What thickness of corflute should I use for outdoor signs?
For most outdoor sign applications, 5mm corflute is the standard - rigid enough to resist wind on stakes, light enough to handle in volume, and the most cost-effective for double-sided print. 3mm is used for short-life event signs and lightweight indoor wayfinding. 4mm is common for hemmed real estate boards. 10mm is reserved for heavy-duty applications like construction hoarding panels or self-supporting display signs. The right thickness depends on the application life, wind exposure, and how the sign will be mounted.
How much does a corflute sign cost in Australia?
Trade pricing for printed corflute signs in Australia varies by quantity. A one-off 600x450mm 5mm double-sided real estate board might sell for $35-55 ex GST. The same sign at 50 units typically drops to $14-22 each. At 500 units (election run territory), pricing can fall to $6-10 each. At 5,000+ units with screen print and bulk nesting, $3-5 each is achievable. The big jumps happen where print method changes (digital to screen) and where cross-job nesting kicks in - not at arbitrary quantity breaks.
Should I charge the same for single-sided and double-sided corflute?

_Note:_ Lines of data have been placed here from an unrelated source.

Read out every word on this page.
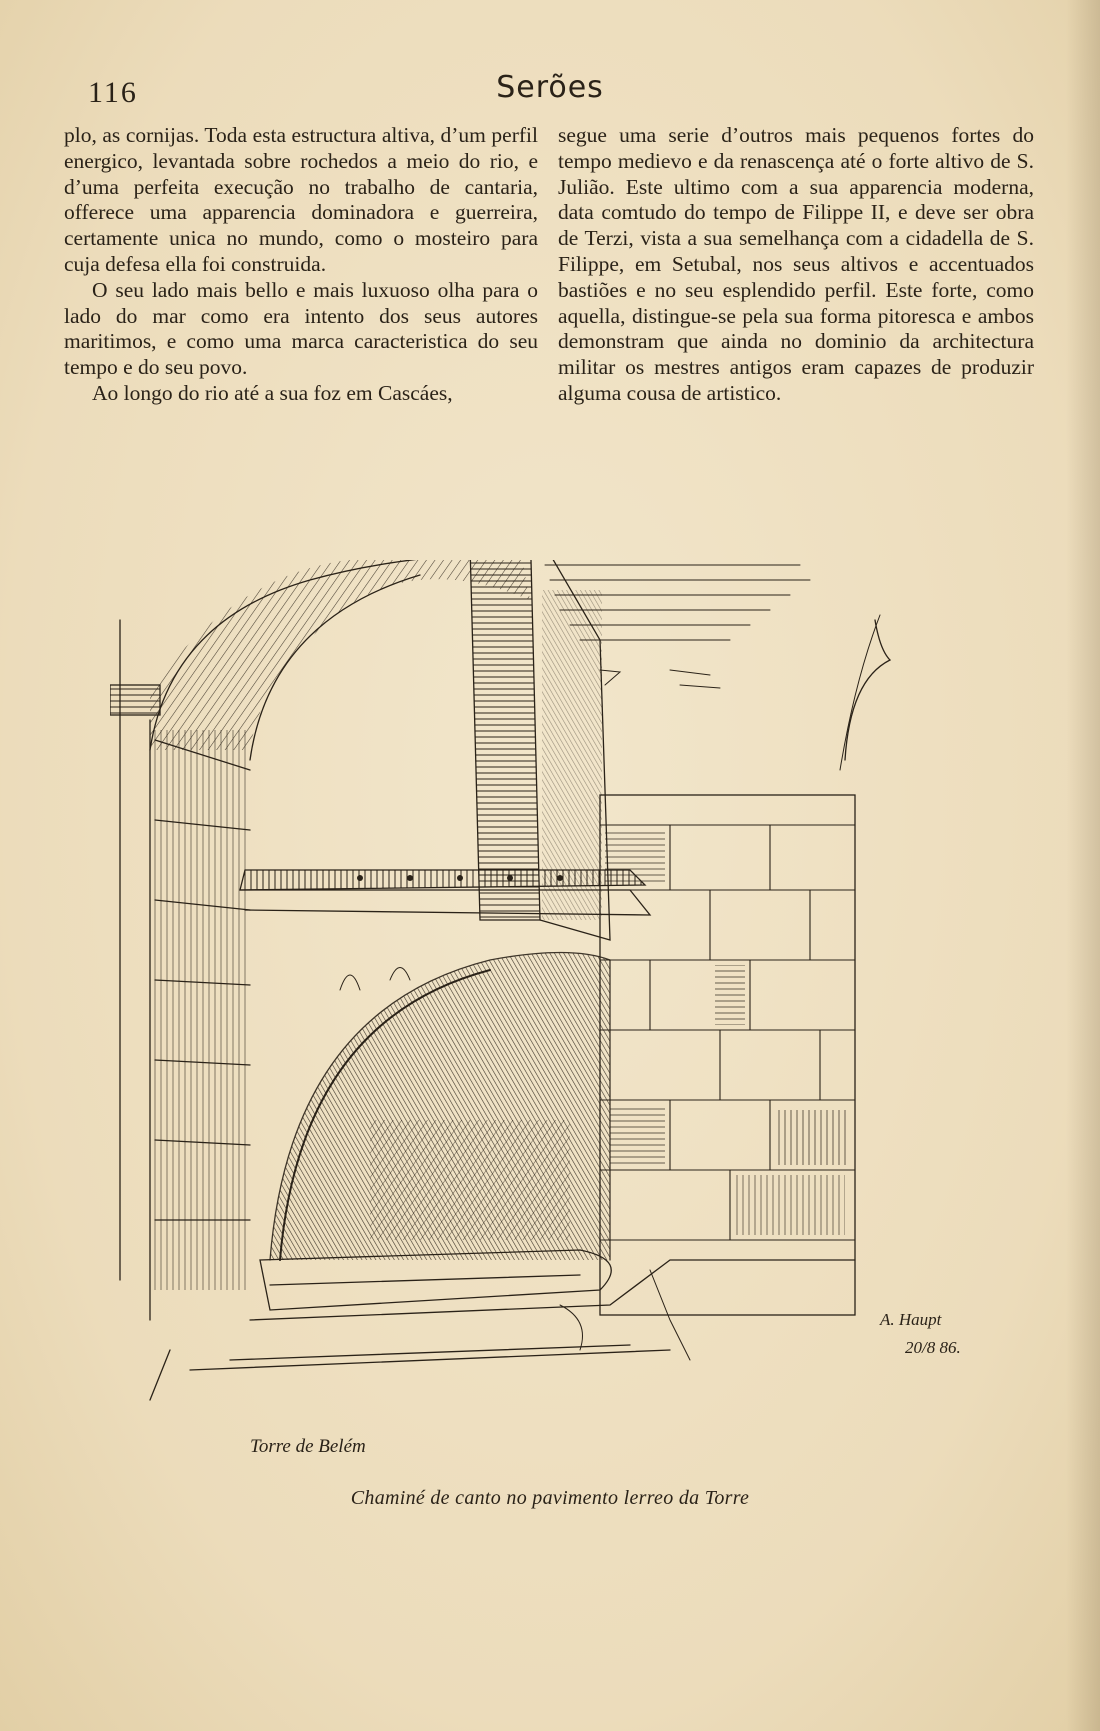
116	Serões

plo, as cornijas. Toda esta estructura altiva, d’um perfil energico, levantada sobre rochedos a meio do rio, e d’uma perfeita execução no trabalho de cantaria, offerece uma apparencia dominadora e guerreira, certamente unica no mundo, como o mosteiro para cuja defesa ella foi construida.

O seu lado mais bello e mais luxuoso olha para o lado do mar como era intento dos seus autores maritimos, e como uma marca caracteristica do seu tempo e do seu povo.

Ao longo do rio até a sua foz em Cascáes,

segue uma serie d’outros mais pequenos fortes do tempo medievo e da renascença até o forte altivo de S. Julião. Este ultimo com a sua apparencia moderna, data comtudo do tempo de Filippe II, e deve ser obra de Terzi, vista a sua semelhança com a cidadella de S. Filippe, em Setubal, nos seus altivos e accentuados bastiões e no seu esplendido perfil. Este forte, como aquella, distingue-se pela sua forma pitoresca e ambos demonstram que ainda no dominio da architectura militar os mestres antigos eram capazes de produzir alguma cousa de artistico.

Torre de Belém
A. Haupt
20/8 86.
Chaminé de canto no pavimento lerreo da Torre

No. Double-sided printing roughly doubles the print time and ink consumption, adds a second handling step (flipping the sheet or running through twice), and on some workflows requires a second pass through the laminator or finishing line. Treating single and double-sided as the same price means you're overcharging on single-sided jobs and losing money on double-sided ones. The cost difference isn't quite 2x because some setup costs are shared, but it should be priced as a distinct option, not a flat add-on.

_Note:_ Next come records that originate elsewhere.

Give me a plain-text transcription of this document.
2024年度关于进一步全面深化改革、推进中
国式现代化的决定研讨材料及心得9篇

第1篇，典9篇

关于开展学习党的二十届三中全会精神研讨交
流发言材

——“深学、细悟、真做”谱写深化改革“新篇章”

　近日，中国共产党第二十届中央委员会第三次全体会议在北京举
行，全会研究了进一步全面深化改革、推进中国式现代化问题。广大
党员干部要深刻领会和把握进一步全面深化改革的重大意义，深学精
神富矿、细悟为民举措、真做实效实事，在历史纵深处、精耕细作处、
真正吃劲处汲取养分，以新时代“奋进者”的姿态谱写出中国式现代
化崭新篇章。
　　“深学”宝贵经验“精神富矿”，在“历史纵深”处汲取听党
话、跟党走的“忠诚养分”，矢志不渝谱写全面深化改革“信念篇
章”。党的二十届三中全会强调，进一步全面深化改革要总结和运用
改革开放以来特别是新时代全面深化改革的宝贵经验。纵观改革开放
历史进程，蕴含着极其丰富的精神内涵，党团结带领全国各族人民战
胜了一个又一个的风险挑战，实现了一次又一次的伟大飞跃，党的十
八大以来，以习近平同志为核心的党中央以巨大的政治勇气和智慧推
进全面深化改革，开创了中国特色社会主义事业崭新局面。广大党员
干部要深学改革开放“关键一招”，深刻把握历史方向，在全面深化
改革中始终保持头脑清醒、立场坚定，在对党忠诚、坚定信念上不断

How does flute orientation affect corflute sign pricing and performance?
Flute orientation - whether the internal channels run vertically or horizontally relative to the sign face - affects rigidity and how the sign can be mounted. Vertical flutes are required for stake-inserted signs (the stake slides up inside the flute). Horizontal flutes make the sign more rigid across its width, useful for hemmed real estate boards. Orientation also affects nesting efficiency on the sheet - the wrong orientation can force you to use a larger sheet than necessary, increasing material cost. Pricing should account for both the orientation requirement and its impact on yield.

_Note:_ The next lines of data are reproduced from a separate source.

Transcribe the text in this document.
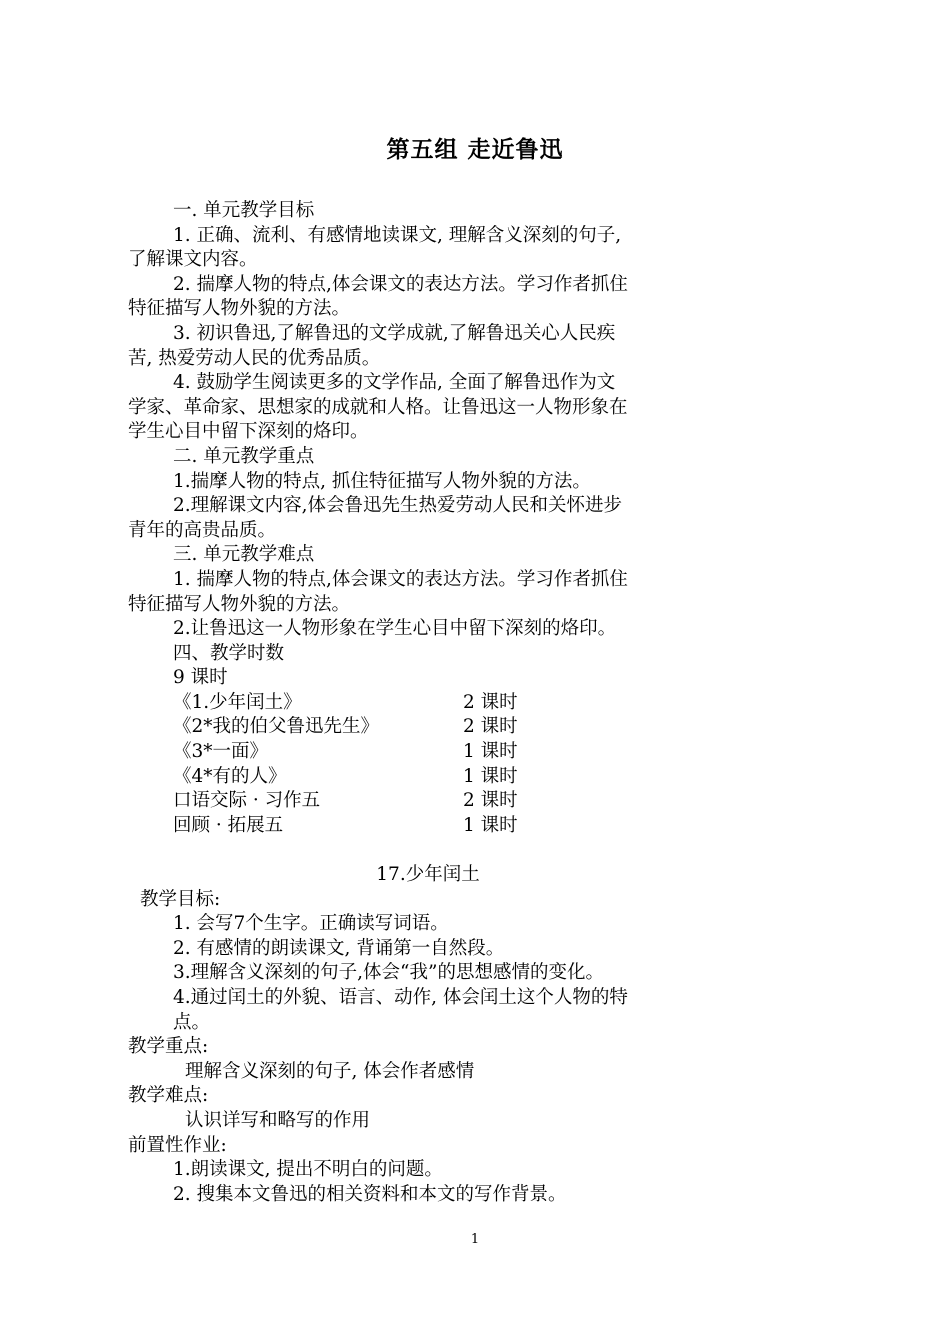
第五组 走近鲁迅
一. 单元教学目标
1. 正确、流利、有感情地读课文, 理解含义深刻的句子,
了解课文内容。
2. 揣摩人物的特点,体会课文的表达方法。学习作者抓住
特征描写人物外貌的方法。
3. 初识鲁迅,了解鲁迅的文学成就,了解鲁迅关心人民疾
苦, 热爱劳动人民的优秀品质。
4. 鼓励学生阅读更多的文学作品, 全面了解鲁迅作为文
学家、革命家、思想家的成就和人格。让鲁迅这一人物形象在
学生心目中留下深刻的烙印。
二. 单元教学重点
1.揣摩人物的特点, 抓住特征描写人物外貌的方法。
2.理解课文内容,体会鲁迅先生热爱劳动人民和关怀进步
青年的高贵品质。
三. 单元教学难点
1. 揣摩人物的特点,体会课文的表达方法。学习作者抓住
特征描写人物外貌的方法。
2.让鲁迅这一人物形象在学生心目中留下深刻的烙印。
四、教学时数
9 课时
《1.少年闰土》	2 课时
《2*我的伯父鲁迅先生》	2 课时
《3*一面》	1 课时
《4*有的人》	1 课时
口语交际 · 习作五	2 课时
回顾 · 拓展五	1 课时
17.少年闰土
教学目标:
1. 会写7个生字。正确读写词语。
2. 有感情的朗读课文, 背诵第一自然段。
3.理解含义深刻的句子,体会“我”的思想感情的变化。
4.通过闰土的外貌、语言、动作, 体会闰土这个人物的特
点。
教学重点:
理解含义深刻的句子, 体会作者感情
教学难点:
认识详写和略写的作用
前置性作业:
1.朗读课文, 提出不明白的问题。
2. 搜集本文鲁迅的相关资料和本文的写作背景。
1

What are the real economies of scale on corflute orders?
Real economies of scale on corflute come from four sources: (1) setup time amortised across more units, (2) better sheet yield through nesting multiple jobs together, (3) print method changing from digital flatbed to screen print at high volumes, and (4) bulk hardware purchasing (stakes, eyelets, packaging). Arbitrary percentage discounts that ignore these mechanics are guesses. Calculated from first principles, the breakpoints typically sit around 10 units (setup amortisation), 100 units (nesting efficiency), 1,000 units (screen print viability), and 5,000+ (bulk material purchasing).